Uses Spring batch Jobs one each to
- generate dummy data of 5 million records
- add all records to Elasticsearch
- deduplicate the customer records and push to new data store.
Using Spring batch give ability to resume Job in case of failures.
- Takes 4m53s649ms to generate 5 million customers
- Takes 15m32s17ms for 5million records to push to elasticsearch.
- Process 10K records per minute. At this speed it will take 8 hours to complete all 5 million customers.
MacBook Pro with 2.3 GHz Quad-Core Intel Core i7 Processor, 16 GB 1600 MHz DDR3 RAM and 500 GB Flash Storage Postgres and Elasticsearch running in docker.
Update the Postgress and Elasticsearch endpoints in application.properties.
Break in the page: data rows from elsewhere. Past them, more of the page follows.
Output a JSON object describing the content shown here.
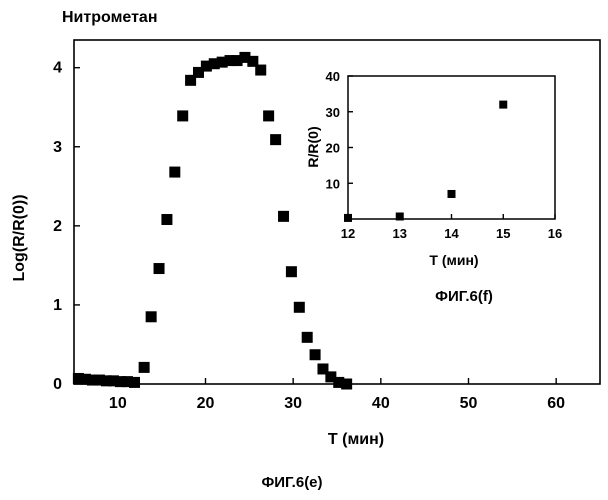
{
  "chart_data": [
    {
      "type": "scatter",
      "title": "Нитрометан",
      "xlabel": "T (мин)",
      "ylabel": "Log(R/R(0))",
      "xlim": [
        5,
        65
      ],
      "ylim": [
        0,
        4.35
      ],
      "x_ticks": [
        "10",
        "20",
        "30",
        "40",
        "50",
        "60"
      ],
      "y_ticks": [
        "0",
        "1",
        "2",
        "3",
        "4"
      ],
      "caption": "ФИГ.6(е)",
      "marker": "square",
      "color": "#000000",
      "grid": false,
      "series": [
        {
          "x": [
            5.5,
            6.3,
            7.1,
            7.9,
            8.7,
            9.5,
            10.3,
            11.1,
            11.9,
            13.0,
            13.8,
            14.7,
            15.6,
            16.5,
            17.4,
            18.3,
            19.2,
            20.1,
            21.0,
            21.9,
            22.8,
            23.6,
            24.5,
            25.4,
            26.3,
            27.2,
            28.0,
            28.9,
            29.8,
            30.7,
            31.6,
            32.5,
            33.4,
            34.3,
            35.2,
            36.1
          ],
          "y": [
            0.07,
            0.06,
            0.05,
            0.05,
            0.04,
            0.04,
            0.03,
            0.03,
            0.02,
            0.21,
            0.85,
            1.46,
            2.08,
            2.68,
            3.39,
            3.84,
            3.94,
            4.02,
            4.05,
            4.07,
            4.09,
            4.09,
            4.13,
            4.08,
            3.97,
            3.39,
            3.09,
            2.12,
            1.42,
            0.97,
            0.59,
            0.37,
            0.19,
            0.09,
            0.02,
            0.0
          ]
        }
      ]
    },
    {
      "type": "scatter",
      "xlabel": "T (мин)",
      "ylabel": "R/R(0)",
      "xlim": [
        12,
        16
      ],
      "ylim": [
        0,
        40
      ],
      "x_ticks": [
        "12",
        "13",
        "14",
        "15",
        "16"
      ],
      "y_ticks": [
        "10",
        "20",
        "30",
        "40"
      ],
      "caption": "ФИГ.6(f)",
      "marker": "square",
      "color": "#000000",
      "grid": false,
      "series": [
        {
          "x": [
            12,
            13,
            14,
            15
          ],
          "y": [
            0.3,
            0.7,
            7,
            32
          ]
        }
      ]
    }
  ]
}
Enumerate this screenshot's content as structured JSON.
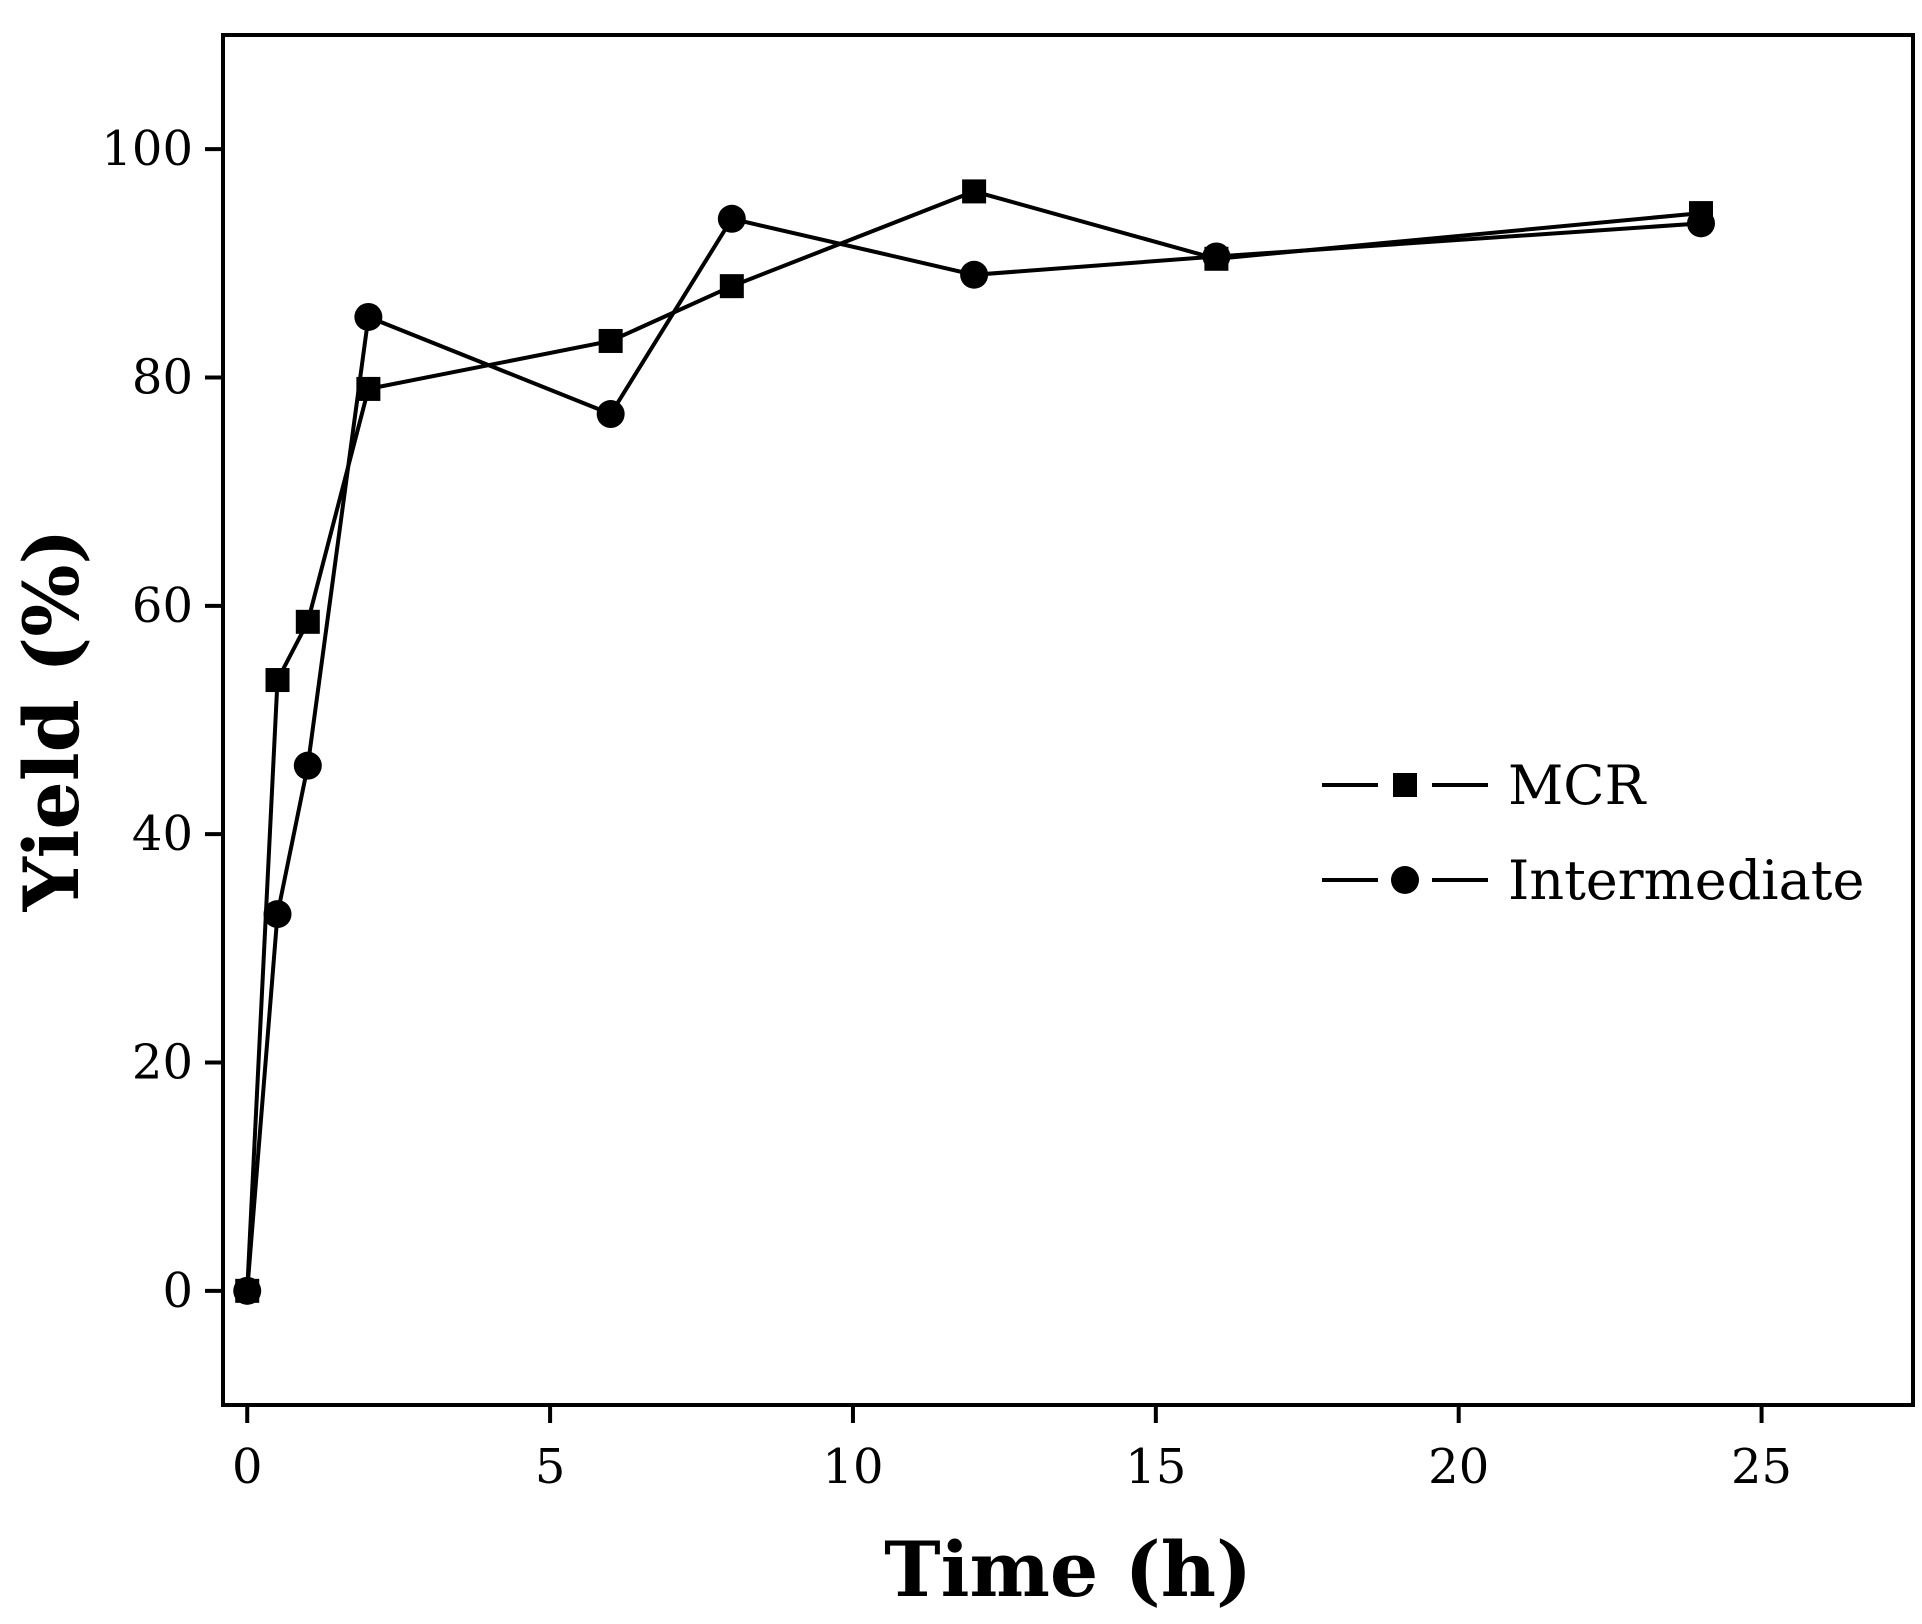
{
  "chart_data": {
    "type": "line",
    "title": "",
    "xlabel": "Time (h)",
    "ylabel": "Yield (%)",
    "xlim": [
      -0.4,
      27.5
    ],
    "ylim": [
      -10,
      110
    ],
    "xticks": [
      0,
      5,
      10,
      15,
      20,
      25
    ],
    "yticks": [
      0,
      20,
      40,
      60,
      80,
      100
    ],
    "grid": false,
    "legend_position": "right",
    "series": [
      {
        "name": "MCR",
        "marker": "square",
        "color": "#000000",
        "x": [
          0,
          0.5,
          1,
          2,
          6,
          8,
          12,
          16,
          24
        ],
        "y": [
          0,
          53.5,
          58.6,
          79,
          83.2,
          88,
          96.3,
          90.4,
          94.4
        ]
      },
      {
        "name": "Intermediate",
        "marker": "circle",
        "color": "#000000",
        "x": [
          0,
          0.5,
          1,
          2,
          6,
          8,
          12,
          16,
          24
        ],
        "y": [
          0,
          33,
          46,
          85.3,
          76.8,
          93.9,
          89,
          90.6,
          93.5
        ]
      }
    ]
  }
}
Run following command to build.
./mvnw clean installFollowing are the commands to run for each Job after the previous one is finished.
# Generate Dummy data
java -jar -Dspring.profiles.active=generate_dummy target/mcd-0.0.1-SNAPSHOT.jar
# add all records to elasticsearch
java -jar -Dspring.profiles.active=save_es target/mcd-0.0.1-SNAPSHOT.jar
# Generate Dummy data
java -jar -Dspring.profiles.active=dedup target/mcd-0.0.1-SNAPSHOT.jar
- Search query ES can be improved better and faster result. Right now it is using match_like_this.
- Use Spring batch Partitioning to distribute deduplication tasks on other worker nodes.
- Run tasks again after the first migration with parameterized ItemReader.